Out of breath, Debra picked up the phone and said, “We will say a mi sheberach prayer for her at shul. Baila, bas Chana Sarah, I remember from her previous operations.”

Going into the dining room, I set the table for one as I have for several years now, put three tall candles in the candlesticks, covered the two challahs with a cloth, poured the wine into my cup then looked up at the picture of my late husband, Adam, on the wall.

As I lit the Shabbat candles, I prayed for a miracle to help my sister. I ate what I could, a slice of challah; I tasted the chicken soup with noodles, along with some chicken and a cookie.
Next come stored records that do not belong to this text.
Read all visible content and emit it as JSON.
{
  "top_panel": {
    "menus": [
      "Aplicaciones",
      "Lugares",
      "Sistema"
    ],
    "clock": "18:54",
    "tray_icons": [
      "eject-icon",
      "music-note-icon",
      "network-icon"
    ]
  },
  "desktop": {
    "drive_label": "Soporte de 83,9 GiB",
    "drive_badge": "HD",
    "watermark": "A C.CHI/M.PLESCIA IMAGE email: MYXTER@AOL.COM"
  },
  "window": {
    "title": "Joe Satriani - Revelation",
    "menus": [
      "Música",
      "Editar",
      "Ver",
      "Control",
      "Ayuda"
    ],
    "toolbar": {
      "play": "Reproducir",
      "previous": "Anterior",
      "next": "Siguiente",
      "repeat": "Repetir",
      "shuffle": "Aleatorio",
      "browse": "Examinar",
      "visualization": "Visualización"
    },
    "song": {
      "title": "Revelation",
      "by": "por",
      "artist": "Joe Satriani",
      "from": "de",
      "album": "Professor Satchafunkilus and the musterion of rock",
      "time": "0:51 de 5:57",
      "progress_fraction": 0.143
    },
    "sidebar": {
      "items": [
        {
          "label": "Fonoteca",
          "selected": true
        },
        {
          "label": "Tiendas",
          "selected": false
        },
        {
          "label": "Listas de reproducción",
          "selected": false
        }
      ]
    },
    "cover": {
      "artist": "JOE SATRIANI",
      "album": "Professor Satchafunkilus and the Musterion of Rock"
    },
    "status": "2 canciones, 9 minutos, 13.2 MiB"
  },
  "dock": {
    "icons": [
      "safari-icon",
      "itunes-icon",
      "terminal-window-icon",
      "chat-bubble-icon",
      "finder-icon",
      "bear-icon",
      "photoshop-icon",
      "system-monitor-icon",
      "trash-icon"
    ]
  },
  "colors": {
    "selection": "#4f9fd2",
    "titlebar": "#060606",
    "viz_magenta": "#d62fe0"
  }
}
As I sat in the living room watching the candles burn down, I noticed the pictures. Baila and me with our late brother, and both of us together with our late husbands. All these relatives passed away, except for my sister and me.

Baila has stage four metastatic breast cancer. She takes medication that stalls the spread to other areas of her body. Recently, she had to have new doctors, a new primary-care physician, plus a new oncologist and a heart specialist.

Last month, Baila phoned and said, “I don’t feel well and my primary-care doctor advised me to go to urgent care. I did. They told me I need a hospital. Could you drive me? I don’t want to call 911.”

I picked her up and drove her to the Newton Wellesley Hospital. They admitted her, took tests and then advised her to go to a heart specialist.

Just this morning, Baila phoned again. “I don’t feel well, and my primary-care doctor gave me an appointment at 11 o’clock today. I don’t feel well.”

I considered picking her up and driving her again, but it was a hard drive for me. “You have four daughters, choose one to drive you,” I suggested. Looking back, she should have dialed 911.

On Shabbat, not well enough to walk to shul anymore, I sat outside and watched the multi-colored leaves fall to the ground. As each season passes, the old leaves die and new foliage covers the growing tree. But the tree grows stronger and taller.

My rabbi had talked about how the Torah is like a tree of life. “It is a tree of life (etz chayim) for those who grasp it, and those who support it are fortunate.” He quoted from Proverbs (3:18).

A tree is alive, a part of nature; it bears fruit and provides shelter. The Torah’s teachings, like the tree, provide support, faith and encouragement. The good deeds we do are its fruit. I needed to hold on to its support now as I remembered the prayers that were being said in synagogue for my sister.

On Saturday night after Shabbat, Valerie called, “My mother had an emergency pacemaker operation. One of their surgeons, Dr. Coronda, came with his team to operate. He put the pacemaker on the right side since the mastectomy is on her left side. She is doing great—much better than I thought.”

“A miracle,” I cried.

Debra called and said, “Not only did we do a mi sheberach prayer, at our shul, but the Young Israel of Sharon did one also.”

“A doctor took time off from his holiday to operate with his team to put the pacemaker in my sister,” I said. “But it’s the prayers that gave us the true miracle.”

As I hung up the phone, I looked at the large tree outside and again reflected on my husband, Adam, and the many good deeds he did when he was alive. If he were here, he would say: “The Torah is a tree of life.”